Das hat die parteilose Erste Stadträtin vor: Für die Halle Nord, das Zuhause der BSV-Handballerinnen, will sie einen Sanierungsplan erstellen. Außerdem muss der SV Ottensen einen Sportplatz an der Apensener Straße bekommen.
Die Kandidatin für den Chefsessel im Stadthaus will einen Bürgerbus anstoßen und über eine Linienerweiterung der KVG nachdenken. Außerdem müsse die Grüne Welle in der Stadt für Autofahrer noch besser werden.

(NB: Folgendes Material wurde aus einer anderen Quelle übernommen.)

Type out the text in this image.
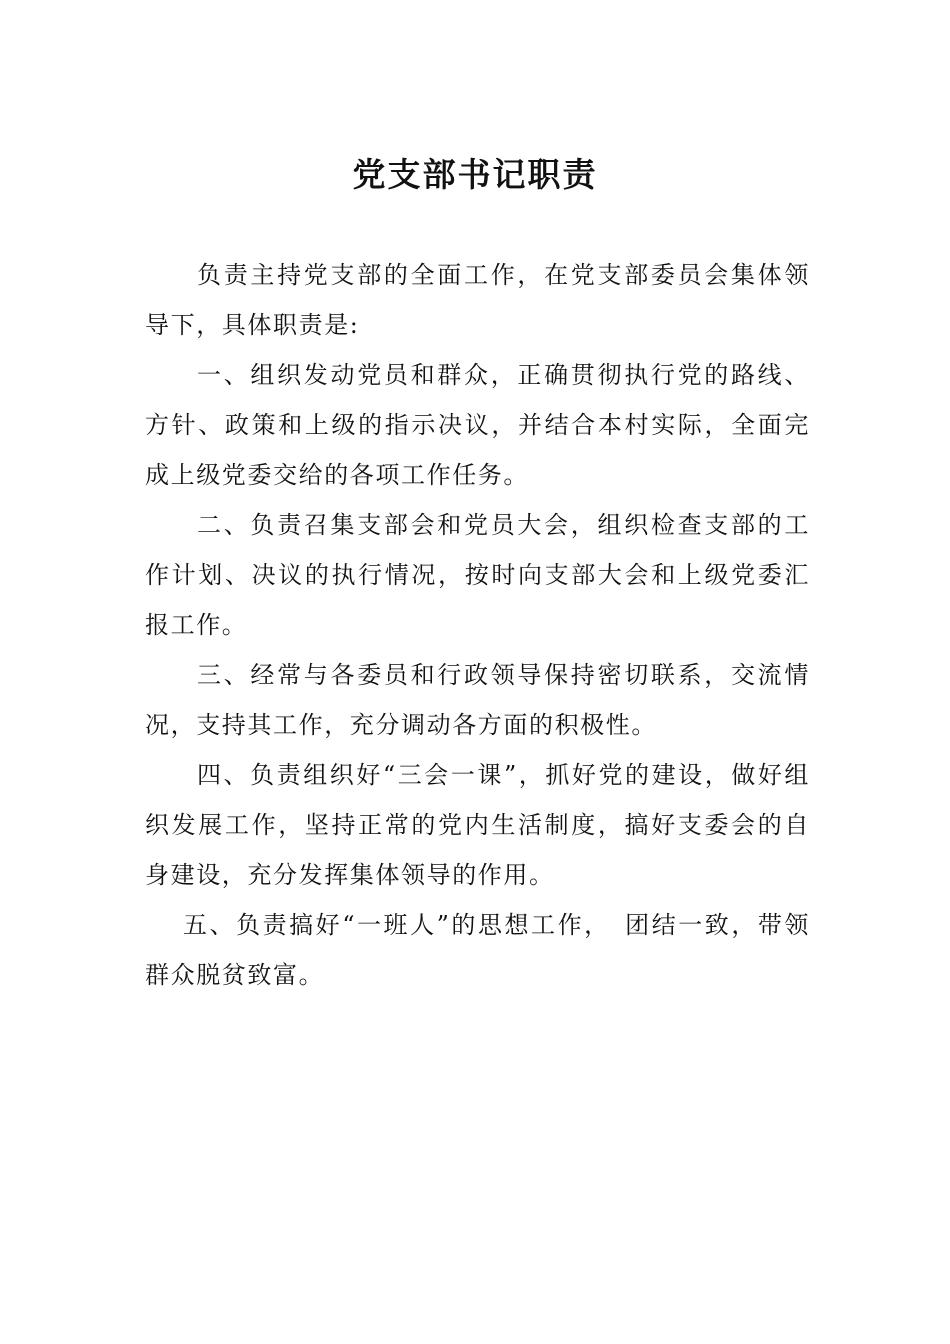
党支部书记职责

负责主持党支部的全面工作，在党支部委员会集体领导下，具体职责是:

一、组织发动党员和群众，正确贯彻执行党的路线、方针、政策和上级的指示决议，并结合本村实际，全面完成上级党委交给的各项工作任务。

二、负责召集支部会和党员大会，组织检查支部的工作计划、决议的执行情况，按时向支部大会和上级党委汇报工作。

三、经常与各委员和行政领导保持密切联系，交流情况，支持其工作，充分调动各方面的积极性。

四、负责组织好“三会一课”，抓好党的建设，做好组织发展工作，坚持正常的党内生活制度，搞好支委会的自身建设，充分发挥集体领导的作用。

五、负责搞好“一班人”的思想工作，　团结一致，带领群众脱贫致富。
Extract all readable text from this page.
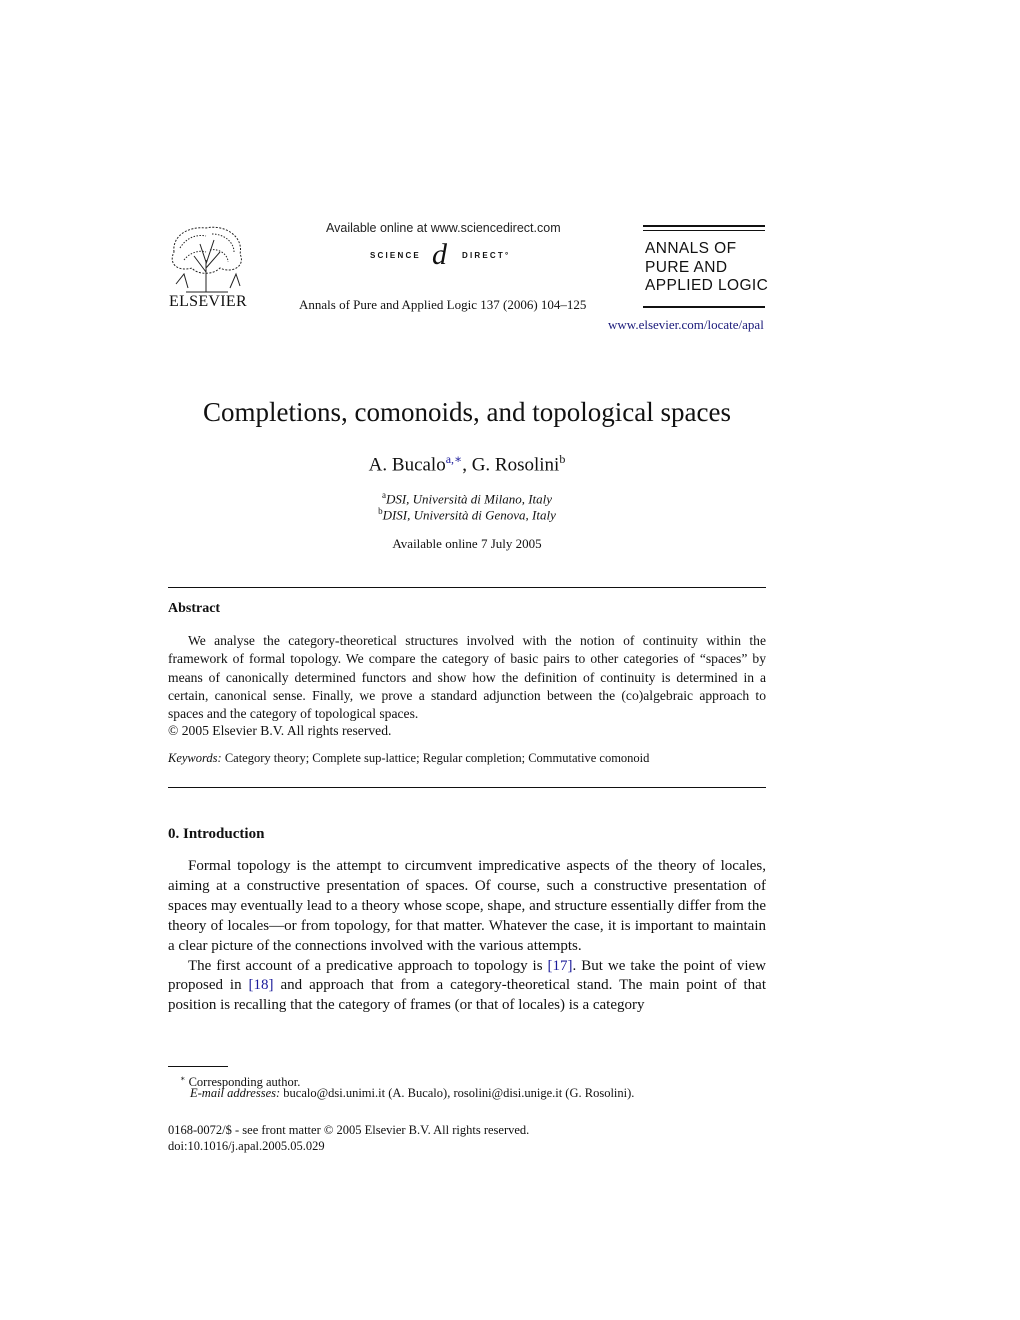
ELSEVIER
Available online at www.sciencedirect.com
SCIENCE d DIRECT°
Annals of Pure and Applied Logic 137 (2006) 104–125
ANNALS OF
PURE AND
APPLIED LOGIC
www.elsevier.com/locate/apal
Completions, comonoids, and topological spaces
A. Bucalo$^{a,∗}$, G. Rosolini$^b$
$^a$DSI, Università di Milano, Italy
$^b$DISI, Università di Genova, Italy
Available online 7 July 2005
Abstract

We analyse the category-theoretical structures involved with the notion of continuity within the framework of formal topology. We compare the category of basic pairs to other categories of “spaces” by means of canonically determined functors and show how the definition of continuity is determined in a certain, canonical sense. Finally, we prove a standard adjunction between the (co)algebraic approach to spaces and the category of topological spaces.

© 2005 Elsevier B.V. All rights reserved.
Keywords: Category theory; Complete sup-lattice; Regular completion; Commutative comonoid
0. Introduction

Formal topology is the attempt to circumvent impredicative aspects of the theory of locales, aiming at a constructive presentation of spaces. Of course, such a constructive presentation of spaces may eventually lead to a theory whose scope, shape, and structure essentially differ from the theory of locales—or from topology, for that matter. Whatever the case, it is important to maintain a clear picture of the connections involved with the various attempts.

The first account of a predicative approach to topology is [17]. But we take the point of view proposed in [18] and approach that from a category-theoretical stand. The main point of that position is recalling that the category of frames (or that of locales) is a category

∗ Corresponding author.
E-mail addresses: bucalo@dsi.unimi.it (A. Bucalo), rosolini@disi.unige.it (G. Rosolini).
0168-0072/$ - see front matter © 2005 Elsevier B.V. All rights reserved.
doi:10.1016/j.apal.2005.05.029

Auf der anderen Seite setzt Oldenburg-Schmidt auf ein fahrradfreundliches Buxtehude. Ein Verleihsystem "Bux-Rad" soll geschaffen. Es bedarf mehr Fahrradparkplätzen und im Umfeld der Hochschule 21 benötigen die Studierenden mehr Parkraum.
Als Bürgermeisterin will Katja Oldenburg-Schmidt das gesamte Marketing der Stadt selbst übernehmen. Buxtehude müsse sich stärker profilieren.
"Diese Programmpunkte sind das Ergebnis von zahlreichen Gesprächen mit Bürgerinnen und Bürgern", erklärt Katja-Oldenburg-Schmidt auf WOCHENBLATT-Nachfrage.
Jetzt heißt es für die Buxtehuder Wählerinnen und Wähler abwarten, ob der grüne Herausforderer Michael Lemke ebenfalls mit einem 100-Tage-Plan aufwartet.